According to the police, the girl’s father who is a resident of Delhi, complained to the police that his daughter accepted a friendship request from an unknown person on Instagram. Following which she started chatting on social media with the accused and during this, the accused persuaded the girl to send her naked video. After that, he started threatening and extorting money from her threatening that he would put her nude video on the social media.
The accused, Md. Amir, who was learning work at a saloon in his native village, represented himself from a good family background and became friends with girls on Instagram. As per the police, the accused demanded Rs 5,000 from the girl who then paid him Rs 2,000 via online transaction, but kept threatening her to cough up the remaining amount.
He managed to lure other girls also to send their naked videos.
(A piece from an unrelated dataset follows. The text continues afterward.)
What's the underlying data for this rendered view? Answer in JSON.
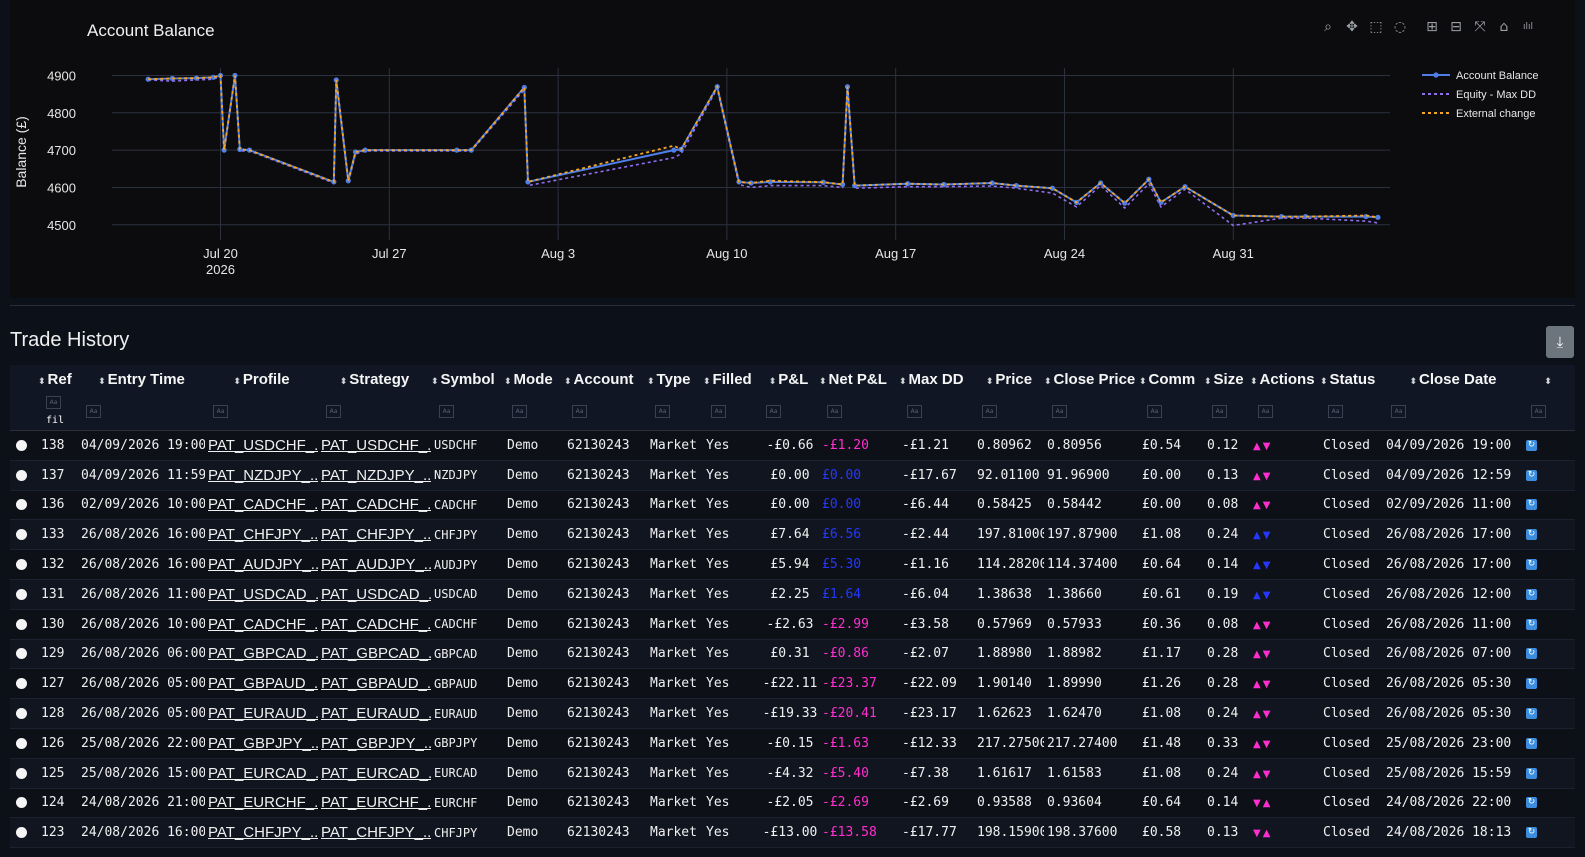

After getting them, he started threatening and extorting money from those girls under the threat that he would upload the video on social media, police said. “The accused has been booked under section 387 (extortion) of IPC and Protection of Children from Sexual Offences Act was also registered, ” said Rajiv Ranjan Singh, DCP Outer North.
In February, 19-year-old Rahim Khan was arrested from Faridabad district, Haryana for stalking and blackmailing more than 50 girls and women across Bharat on Instagram. Again in February, a schoolgirl (14) in Malappuram, Kerala was befriended through Instagram, hooked onto drugs and then gang-raped for months by a 7-member gang out of which 2 – Muhammed Aflah, Muhammed Rafeeque – were arrested.
Last year, another Instagram-driven racket was busted in Tamil Nadu where a gang led by engineering student Mohammed Mohideen, studying in Germany, was booked for blackmail and extorting money from women by threatening to expose their nude and morphed photographs on social media.
Such cases show the dangers inherent in children and teens using social media and phones/laptops without supervision. While celebrity culture and PR/media manipulation by big tech companies leads to peer pressure for children to go online and ‘express themselves’, as parents and a society we have to save our kids from the pitfalls of the digital age.
We have to set clear boundaries, monitor children’s online activity, and keep having a conversation with them on cyber-stalking, sexual harassment and other such crimes. Also, howsoever politically incorrect it may sound, we need to educate them about the realities of certain religious ideologies and how they condition their believers to dehumanize the kafir/heathen un-believer.